Regan is a charismatic aspiring artist and failed counterfeiter who struggles to feel or find purpose in anything, a condition she attributes to the pills she takes to moderate her bipolar disorder. Aldo is a doctoral student in theoretical mathematics whose thought processes are so abstruse and relentlessly active that he is a terrible lecturer, lacks any close relationships other than with his father, and requires drugs to quiet his brain. One day, Regan is volunteering as a docent at the Art Institute of Chicago when she encounters Aldo sitting on the floor of a gallery trying to puzzle out the secrets of time travel.

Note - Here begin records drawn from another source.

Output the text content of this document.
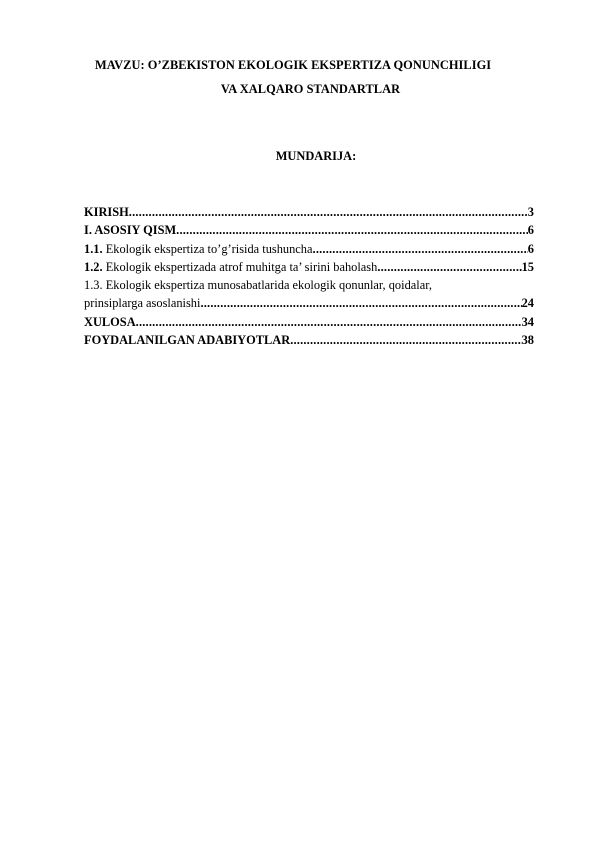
MAVZU: O’ZBEKISTON EKOLOGIK EKSPERTIZA QONUNCHILIGI
VA XALQARO STANDARTLAR
MUNDARIJA:
KIRISH .....	3
I. ASOSIY QISM .....	6
1.1. Ekologik ekspertiza to’g’risida tushuncha .....	6
1.2. Ekologik ekspertizada atrof muhitga ta’ sirini baholash .....	15
1.3. Ekologik ekspertiza munosabatlarida ekologik qonunlar, qoidalar,
prinsiplarga asoslanishi .....	24
XULOSA .....	34
FOYDALANILGAN ADABIYOTLAR .....	38
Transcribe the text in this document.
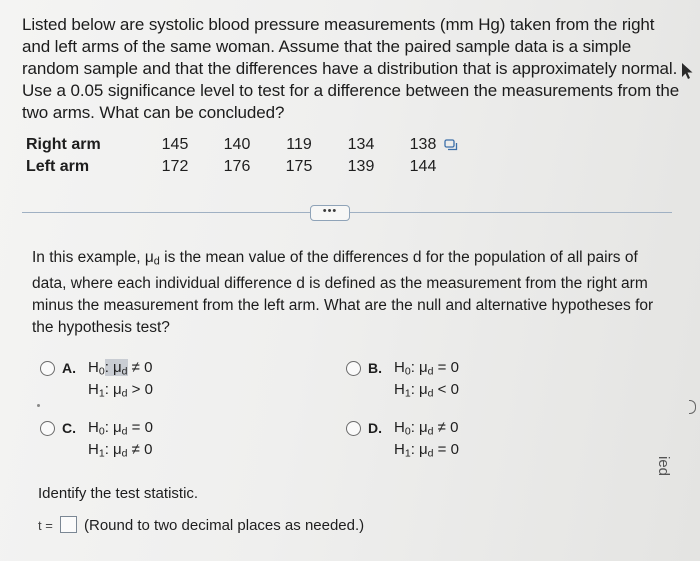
Listed below are systolic blood pressure measurements (mm Hg) taken from the right and left arms of the same woman. Assume that the paired sample data is a simple random sample and that the differences have a distribution that is approximately normal. Use a 0.05 significance level to test for a difference between the measurements from the two arms. What can be concluded?
Right arm	145	140	119	134	138
Left arm	172	176	175	139	144
•••
In this example, $\mu_d$ is the mean value of the differences d for the population of all pairs of data, where each individual difference d is defined as the measurement from the right arm minus the measurement from the left arm. What are the null and alternative hypotheses for the hypothesis test?
A. $H_0$: $\mu_d \ne 0$
$H_1$: $\mu_d > 0$
B. $H_0$: $\mu_d = 0$
$H_1$: $\mu_d < 0$
C. $H_0$: $\mu_d = 0$
$H_1$: $\mu_d \ne 0$
D. $H_0$: $\mu_d \ne 0$
$H_1$: $\mu_d = 0$
Identify the test statistic.
t = (Round to two decimal places as needed.)
ied
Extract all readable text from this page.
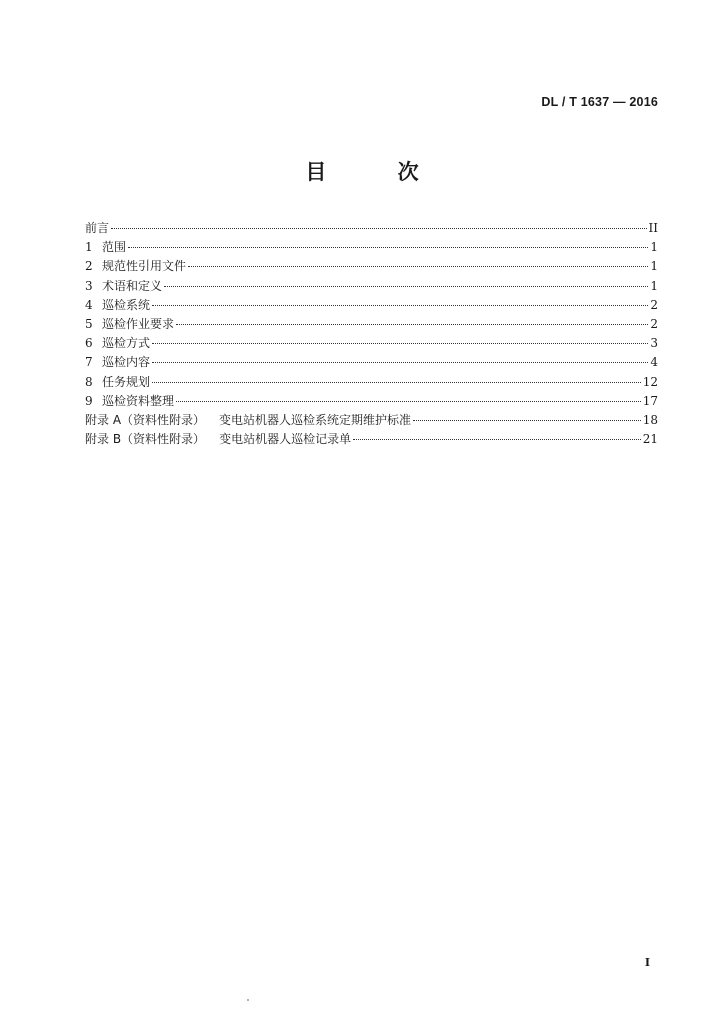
DL / T 1637 — 2016
目 次
前言	II
1 范围	1
2 规范性引用文件	1
3 术语和定义	1
4 巡检系统	2
5 巡检作业要求	2
6 巡检方式	3
7 巡检内容	4
8 任务规划	12
9 巡检资料整理	17
附录 A（资料性附录） 变电站机器人巡检系统定期维护标准	18
附录 B（资料性附录） 变电站机器人巡检记录单	21
I
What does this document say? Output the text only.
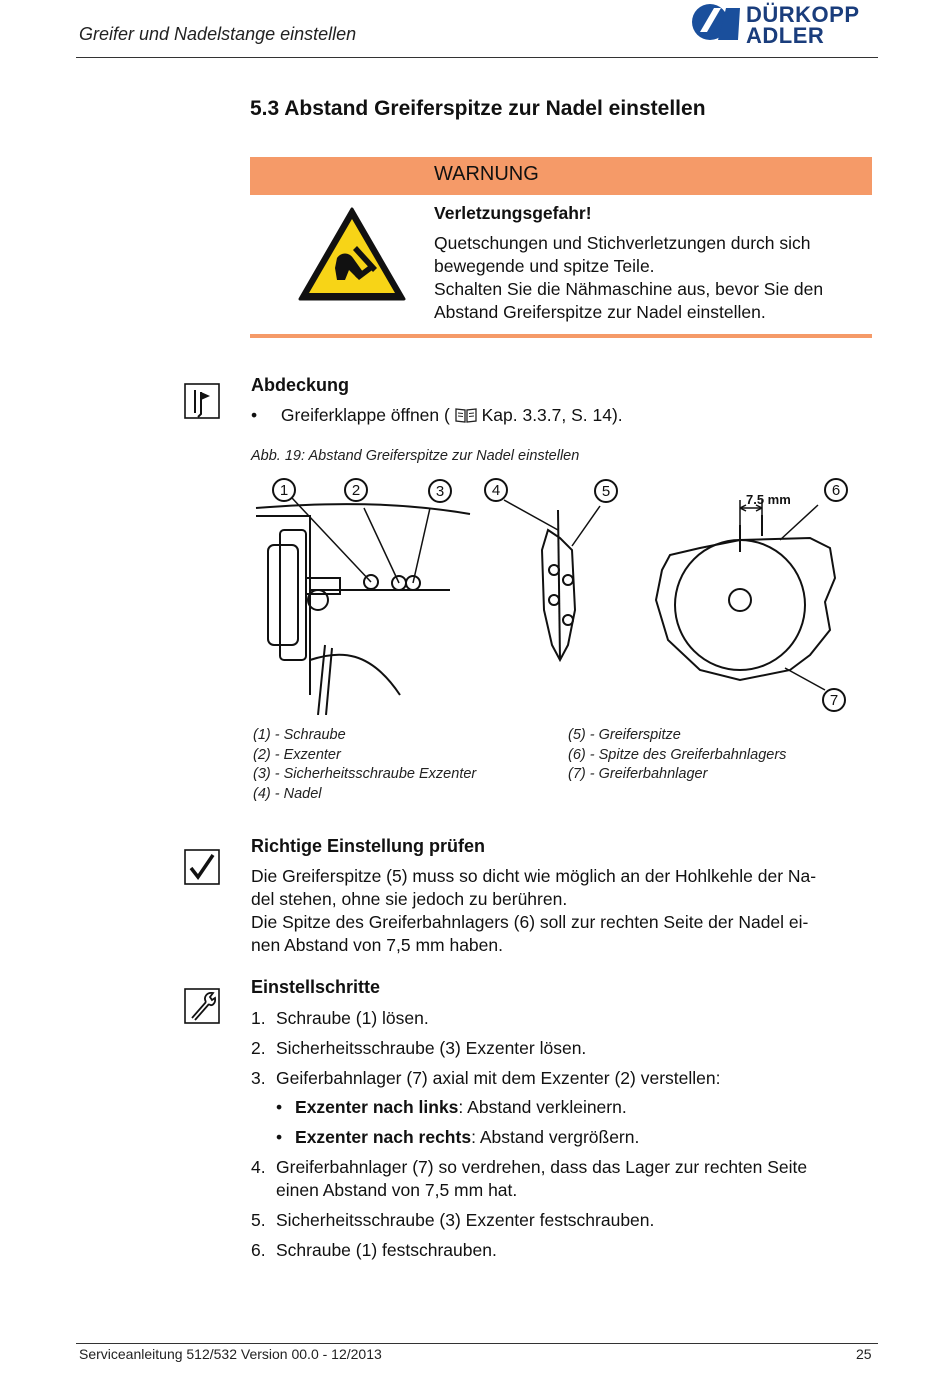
Greifer und Nadelstange einstellen
DÜRKOPP
ADLER
5.3 Abstand Greiferspitze zur Nadel einstellen
WARNUNG
Verletzungsgefahr!
Quetschungen und Stichverletzungen durch sich bewegende und spitze Teile.
Schalten Sie die Nähmaschine aus, bevor Sie den Abstand Greiferspitze zur Nadel einstellen.
Abdeckung
• Greiferklappe öffnen ( Kap. 3.3.7, S. 14).
Abb. 19: Abstand Greiferspitze zur Nadel einstellen
7.5 mm
1	2	3	4	5	6
7
(1) - Schraube
(2) - Exzenter
(3) - Sicherheitsschraube Exzenter
(4) - Nadel
(5) - Greiferspitze
(6) - Spitze des Greiferbahnlagers
(7) - Greiferbahnlager
Richtige Einstellung prüfen
Die Greiferspitze (5) muss so dicht wie möglich an der Hohlkehle der Na-
del stehen, ohne sie jedoch zu berühren.
Die Spitze des Greiferbahnlagers (6) soll zur rechten Seite der Nadel ei-
nen Abstand von 7,5 mm haben.
Einstellschritte
1. Schraube (1) lösen.
2. Sicherheitsschraube (3) Exzenter lösen.
3. Geiferbahnlager (7) axial mit dem Exzenter (2) verstellen:
• Exzenter nach links: Abstand verkleinern.
• Exzenter nach rechts: Abstand vergrößern.
4. Greiferbahnlager (7) so verdrehen, dass das Lager zur rechten Seite
einen Abstand von 7,5 mm hat.
5. Sicherheitsschraube (3) Exzenter festschrauben.
6. Schraube (1) festschrauben.
Serviceanleitung 512/532 Version 00.0 - 12/2013	25
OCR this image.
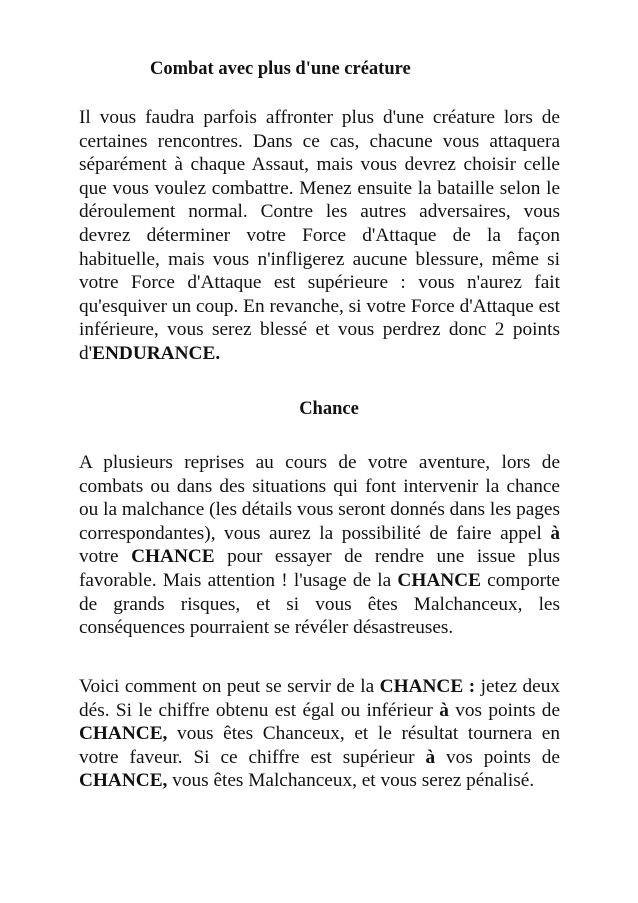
Combat avec plus d'une créature
Il vous faudra parfois affronter plus d'une créature lors de certaines rencontres. Dans ce cas, chacune vous attaquera séparément à chaque Assaut, mais vous devrez choisir celle que vous voulez combattre. Menez ensuite la bataille selon le déroulement normal. Contre les autres adversaires, vous devrez déterminer votre Force d'Attaque de la façon habituelle, mais vous n'infligerez aucune blessure, même si votre Force d'Attaque est supérieure : vous n'aurez fait qu'esquiver un coup. En revanche, si votre Force d'Attaque est inférieure, vous serez blessé et vous perdrez donc 2 points d'ENDURANCE.
Chance
A plusieurs reprises au cours de votre aventure, lors de combats ou dans des situations qui font intervenir la chance ou la malchance (les détails vous seront donnés dans les pages correspondantes), vous aurez la possibilité de faire appel à votre CHANCE pour essayer de rendre une issue plus favorable. Mais attention ! l'usage de la CHANCE comporte de grands risques, et si vous êtes Malchanceux, les conséquences pourraient se révéler désastreuses.
Voici comment on peut se servir de la CHANCE : jetez deux dés. Si le chiffre obtenu est égal ou inférieur à vos points de CHANCE, vous êtes Chanceux, et le résultat tournera en votre faveur. Si ce chiffre est supérieur à vos points de CHANCE, vous êtes Malchanceux, et vous serez pénalisé.
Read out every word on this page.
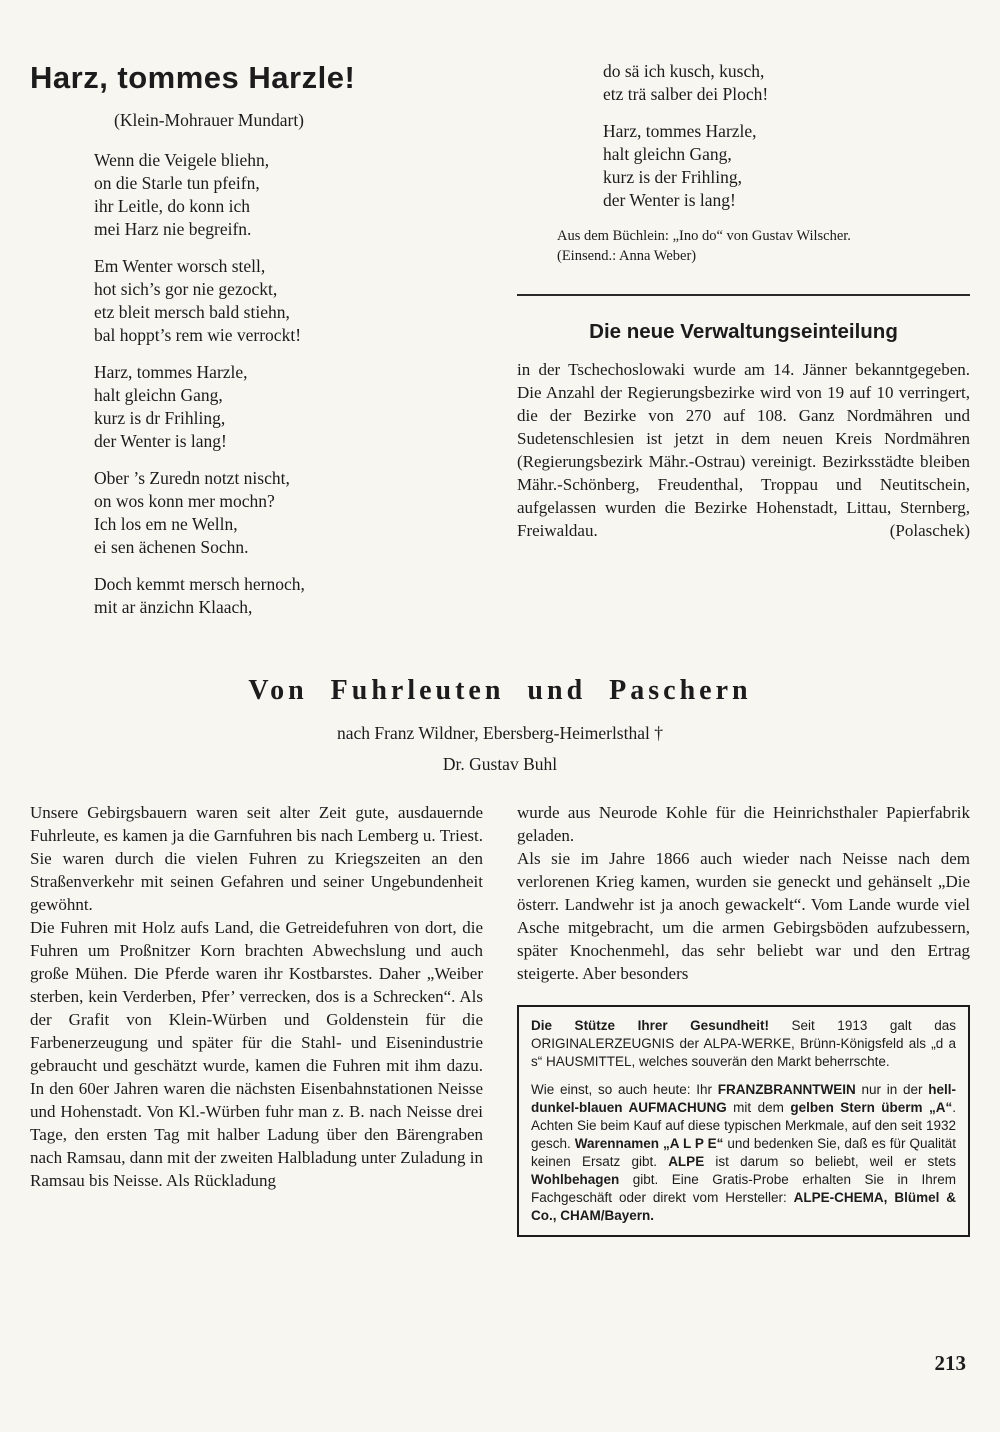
Harz, tommes Harzle!
(Klein-Mohrauer Mundart)
Wenn die Veigele bliehn,
on die Starle tun pfeifn,
ihr Leitle, do konn ich
mei Harz nie begreifn.
Em Wenter worsch stell,
hot sich’s gor nie gezockt,
etz bleit mersch bald stiehn,
bal hoppt’s rem wie verrockt!
Harz, tommes Harzle,
halt gleichn Gang,
kurz is dr Frihling,
der Wenter is lang!
Ober ’s Zuredn notzt nischt,
on wos konn mer mochn?
Ich los em ne Welln,
ei sen ächenen Sochn.
Doch kemmt mersch hernoch,
mit ar änzichn Klaach,
do sä ich kusch, kusch,
etz trä salber dei Ploch!
Harz, tommes Harzle,
halt gleichn Gang,
kurz is der Frihling,
der Wenter is lang!
Aus dem Büchlein: „Ino do“ von Gustav Wilscher.
(Einsend.: Anna Weber)
Die neue Verwaltungseinteilung

in der Tschechoslowaki wurde am 14. Jänner bekanntgegeben. Die Anzahl der Regierungsbezirke wird von 19 auf 10 verringert, die der Bezirke von 270 auf 108. Ganz Nordmähren und Sudetenschlesien ist jetzt in dem neuen Kreis Nordmähren (Regierungsbezirk Mähr.-Ostrau) vereinigt. Bezirksstädte bleiben Mähr.-Schönberg, Freudenthal, Troppau und Neutitschein, aufgelassen wurden die Bezirke Hohenstadt, Littau, Sternberg, Freiwaldau.	(Polaschek)

Von Fuhrleuten und Paschern
nach Franz Wildner, Ebersberg-Heimerlsthal †
Dr. Gustav Buhl

Unsere Gebirgsbauern waren seit alter Zeit gute, ausdauernde Fuhrleute, es kamen ja die Garnfuhren bis nach Lemberg u. Triest. Sie waren durch die vielen Fuhren zu Kriegszeiten an den Straßenverkehr mit seinen Gefahren und seiner Ungebundenheit gewöhnt.

Die Fuhren mit Holz aufs Land, die Getreidefuhren von dort, die Fuhren um Proßnitzer Korn brachten Abwechslung und auch große Mühen. Die Pferde waren ihr Kostbarstes. Daher „Weiber sterben, kein Verderben, Pfer’ verrecken, dos is a Schrecken“. Als der Grafit von Klein-Würben und Goldenstein für die Farbenerzeugung und später für die Stahl- und Eisenindustrie gebraucht und geschätzt wurde, kamen die Fuhren mit ihm dazu. In den 60er Jahren waren die nächsten Eisenbahnstationen Neisse und Hohenstadt. Von Kl.-Würben fuhr man z. B. nach Neisse drei Tage, den ersten Tag mit halber Ladung über den Bärengraben nach Ramsau, dann mit der zweiten Halbladung unter Zuladung in Ramsau bis Neisse. Als Rückladung

wurde aus Neurode Kohle für die Heinrichsthaler Papierfabrik geladen.

Als sie im Jahre 1866 auch wieder nach Neisse nach dem verlorenen Krieg kamen, wurden sie geneckt und gehänselt „Die österr. Landwehr ist ja anoch gewackelt“. Vom Lande wurde viel Asche mitgebracht, um die armen Gebirgsböden aufzubessern, später Knochenmehl, das sehr beliebt war und den Ertrag steigerte. Aber besonders

Die Stütze Ihrer Gesundheit! Seit 1913 galt das ORIGINALERZEUGNIS der ALPA-WERKE, Brünn-Königsfeld als „d a s“ HAUSMITTEL, welches souverän den Markt beherrschte.

Wie einst, so auch heute: Ihr FRANZBRANNTWEIN nur in der hell-dunkel-blauen AUFMACHUNG mit dem gelben Stern überm „A“. Achten Sie beim Kauf auf diese typischen Merkmale, auf den seit 1932 gesch. Warennamen „A L P E“ und bedenken Sie, daß es für Qualität keinen Ersatz gibt. ALPE ist darum so beliebt, weil er stets Wohlbehagen gibt. Eine Gratis-Probe erhalten Sie in Ihrem Fachgeschäft oder direkt vom Hersteller: ALPE-CHEMA, Blümel & Co., CHAM/Bayern.

213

Thus begins a peculiar acquaintanceship built on six important conversations that eventually spark an all-encompassing, dangerously obsessive love. Is this relationship something that will bring out the potential best from these two, or their worst? The story is somewhat burdened by the reader's expectations of where it might be going. If an author is currently writing a series of contemporary fantasy novels that incorporate time travel, then breaks off midsequence to publish a new work with a science fictional–sounding title and a main character obsessed with theoretical time travel, then it’s natural to assume that, eventually, actual time travel will feature in the plot. These two people are so far outside the ordinary that it’s difficult to conceive of them existing in this mundane world. The omniscient narrator suggests that the couple’s meeting is an epic moment. All of this is to say that fans of The Atlas Six (2022) and The Atlas Paradox (2022) expecting magic, time travel, or any other speculative elements may be disappointed when these expectations are built up to a certain extent but never fulfilled. If this work and Blake’s other books share something, it’s that characters who are not easy to like are still interesting to read about.
Reasonably involving when appreciated on its own terms.